Planning ahead for the book launch of the Practical Basketry Techniques during my exhibition at Siobhan Davies Studios in February, Ranbing and I have been making these interlaced constructions out of hand drawn lining paper. The paper baskets will be part of a number of woven pieces displayed at the launch. The technique for making these tie in with one of the interlacing project in the publication. The felt tip pattern was designed to mirror the structure of the basket, and add a touch of colour to differentiate the inside from the outside surface of the baskets. Where the openings were created, the strips were reversed and the coloured pattern switched from inside to outside, and vice versa. The idea was to make these constructions as light as possible so a helium filled balloons could be placed inside these to make them float about us at the event. For information on the launch and exhibition, click here.

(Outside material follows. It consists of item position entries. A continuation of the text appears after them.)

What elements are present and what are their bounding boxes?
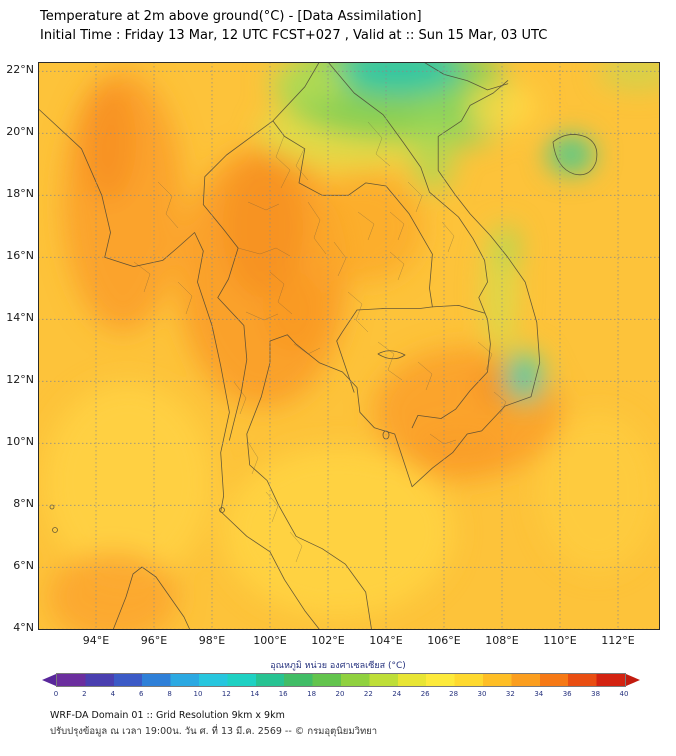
lat-axis-label: 16°N bbox=[6, 249, 34, 262]
colorbar-tick: 6 bbox=[138, 690, 144, 698]
page-title: Temperature at 2m above ground(°C) - [Da… bbox=[40, 9, 422, 24]
lon-axis-label: 96°E bbox=[140, 634, 168, 647]
colorbar-tick: 20 bbox=[335, 690, 345, 698]
lon-axis-label: 106°E bbox=[427, 634, 461, 647]
lon-axis-label: 104°E bbox=[369, 634, 403, 647]
lat-axis-label: 22°N bbox=[6, 63, 34, 76]
lon-axis-label: 102°E bbox=[311, 634, 345, 647]
colorbar-tick: 4 bbox=[110, 690, 116, 698]
colorbar-left-arrow-icon bbox=[42, 674, 56, 686]
lon-axis-label: 100°E bbox=[253, 634, 287, 647]
lon-axis-label: 112°E bbox=[601, 634, 635, 647]
lon-axis-label: 108°E bbox=[485, 634, 519, 647]
colorbar-tick: 8 bbox=[167, 690, 172, 698]
lat-axis-label: 20°N bbox=[6, 125, 34, 138]
temperature-map bbox=[37, 35, 676, 642]
colorbar-tick: 14 bbox=[250, 690, 260, 698]
colorbar-tick: 10 bbox=[193, 690, 203, 698]
lat-axis-label: 6°N bbox=[13, 559, 34, 572]
colorbar-tick: 16 bbox=[278, 690, 288, 698]
header: Temperature at 2m above ground(°C) - [Da… bbox=[40, 7, 547, 45]
lon-axis-label: 94°E bbox=[82, 634, 110, 647]
lon-axis-label: 110°E bbox=[543, 634, 577, 647]
lat-axis-label: 10°N bbox=[6, 435, 34, 448]
map-heat-layer bbox=[43, 35, 676, 642]
lon-axis-label: 98°E bbox=[198, 634, 226, 647]
map-frame bbox=[38, 62, 660, 630]
colorbar-tick: 2 bbox=[82, 690, 87, 698]
colorbar-title: อุณหภูมิ หน่วย องศาเซลเซียส (°C) bbox=[270, 661, 406, 671]
footer-update-info: ปรับปรุงข้อมูล ณ เวลา 19:00น. วัน ศ. ที่… bbox=[50, 726, 378, 737]
colorbar-tick: 24 bbox=[392, 690, 402, 698]
colorbar-gradient bbox=[56, 673, 626, 687]
colorbar-tick: 40 bbox=[619, 690, 629, 698]
colorbar-tick: 0 bbox=[53, 690, 59, 698]
map-grid bbox=[38, 62, 660, 630]
colorbar-tick: 36 bbox=[562, 690, 572, 698]
lat-axis-label: 4°N bbox=[13, 621, 34, 634]
footer-domain-info: WRF-DA Domain 01 :: Grid Resolution 9km … bbox=[50, 710, 285, 721]
lat-axis-label: 8°N bbox=[13, 497, 34, 510]
colorbar-right-arrow-icon bbox=[626, 674, 640, 686]
colorbar-tick: 12 bbox=[221, 690, 231, 698]
colorbar-tick: 38 bbox=[591, 690, 601, 698]
colorbar-tick: 28 bbox=[449, 690, 459, 698]
lat-axis-label: 12°N bbox=[6, 373, 34, 386]
map-country-borders bbox=[37, 61, 598, 631]
colorbar bbox=[42, 673, 640, 687]
colorbar-tick: 32 bbox=[505, 690, 515, 698]
colorbar-tick: 26 bbox=[420, 690, 430, 698]
colorbar-tick: 22 bbox=[363, 690, 373, 698]
lat-axis-label: 14°N bbox=[6, 311, 34, 324]
temperature-map-canvas bbox=[37, 35, 676, 642]
page-subtitle: Initial Time : Friday 13 Mar, 12 UTC FCS… bbox=[40, 28, 548, 43]
colorbar-tick: 18 bbox=[307, 690, 317, 698]
colorbar-tick: 34 bbox=[534, 690, 544, 698]
lat-axis-label: 18°N bbox=[6, 187, 34, 200]
colorbar-tick: 30 bbox=[477, 690, 487, 698]
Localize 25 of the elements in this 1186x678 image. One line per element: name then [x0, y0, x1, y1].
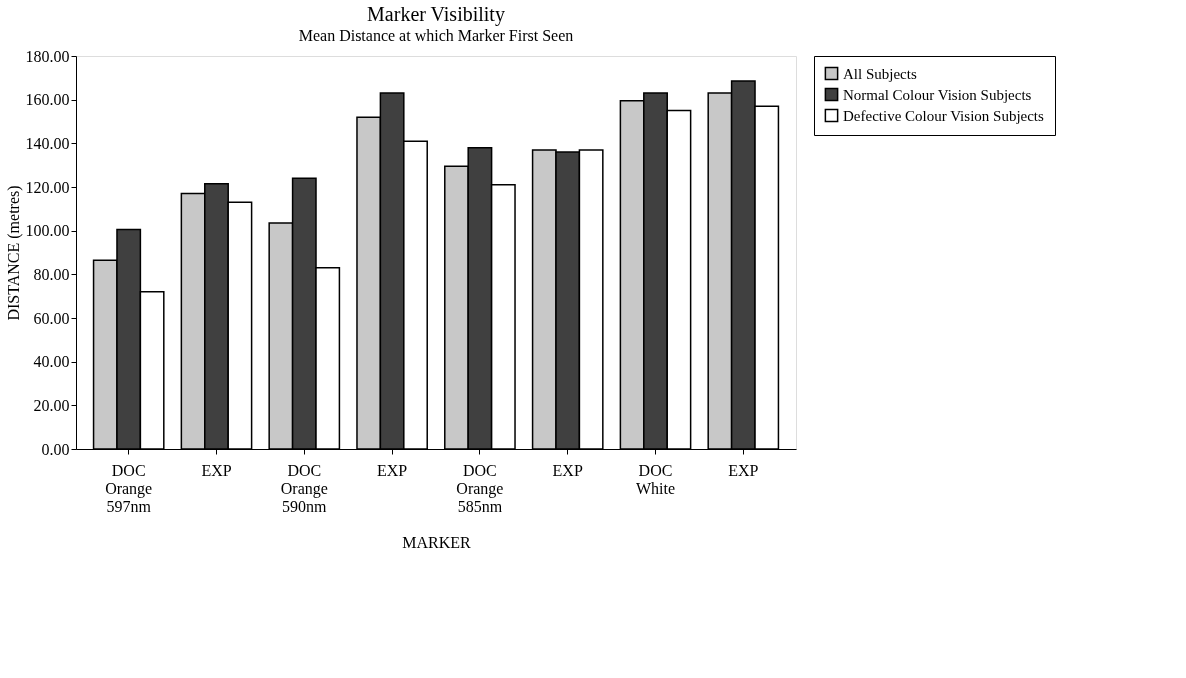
x-tick-label: DOC Orange 597nm	[105, 461, 153, 515]
y-tick-label: 100.00	[25, 222, 70, 240]
chart-title: Marker Visibility	[367, 3, 505, 26]
y-tick-label: 140.00	[25, 134, 70, 152]
x-tick-label: EXP	[376, 461, 408, 479]
x-axis-title: MARKER	[402, 533, 472, 551]
legend-label: All Subjects	[843, 65, 917, 82]
y-tick-label: 160.00	[25, 91, 70, 109]
x-tick-label: EXP	[552, 461, 583, 479]
y-tick-label: 0.00	[41, 440, 70, 458]
y-tick-label: 80.00	[33, 265, 70, 283]
y-tick-label: 120.00	[25, 178, 70, 196]
y-tick-label: 180.00	[25, 47, 70, 65]
y-axis-title: DISTANCE (metres)	[4, 185, 23, 321]
x-tick-label: EXP	[728, 461, 759, 479]
x-tick-label: DOC Orange 590nm	[280, 461, 328, 515]
x-tick-label: DOC White	[635, 461, 676, 497]
chart-subtitle: Mean Distance at which Marker First Seen	[298, 27, 574, 44]
x-tick-label: EXP	[201, 461, 232, 479]
y-tick-label: 40.00	[33, 353, 70, 371]
x-tick-label: DOC Orange 585nm	[456, 461, 504, 515]
legend-label: Normal Colour Vision Subjects	[843, 86, 1032, 103]
legend-label: Defective Colour Vision Subjects	[843, 107, 1045, 124]
y-tick-label: 60.00	[33, 309, 70, 327]
y-tick-label: 20.00	[33, 396, 70, 414]
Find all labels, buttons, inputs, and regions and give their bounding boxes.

Working on these had me think of Tim Ingold's fantastic book 'The Perception of the Environment: essays on livelihood, dwelling and skill'. Writing about weaving a basket, he says 'The world of our experience is, indeed, continually and endlessly coming into being around us as we weave. If it has a surface, it is like the surface of a basket: it has no 'inside' or 'outside'. Mind is not above, nor nature below; rather, if we ask where mind is, it is in the weave of the surface itself. And it is within this weave that our projects of making, whatever they may be, are formulated and come to fruition. Only if we are capable of weaving, only then can we make.' (Ingold 2000, pg.348)
Well, this confirms it, the world is one big weave, and any action we take in it consists of weaving and tying things together.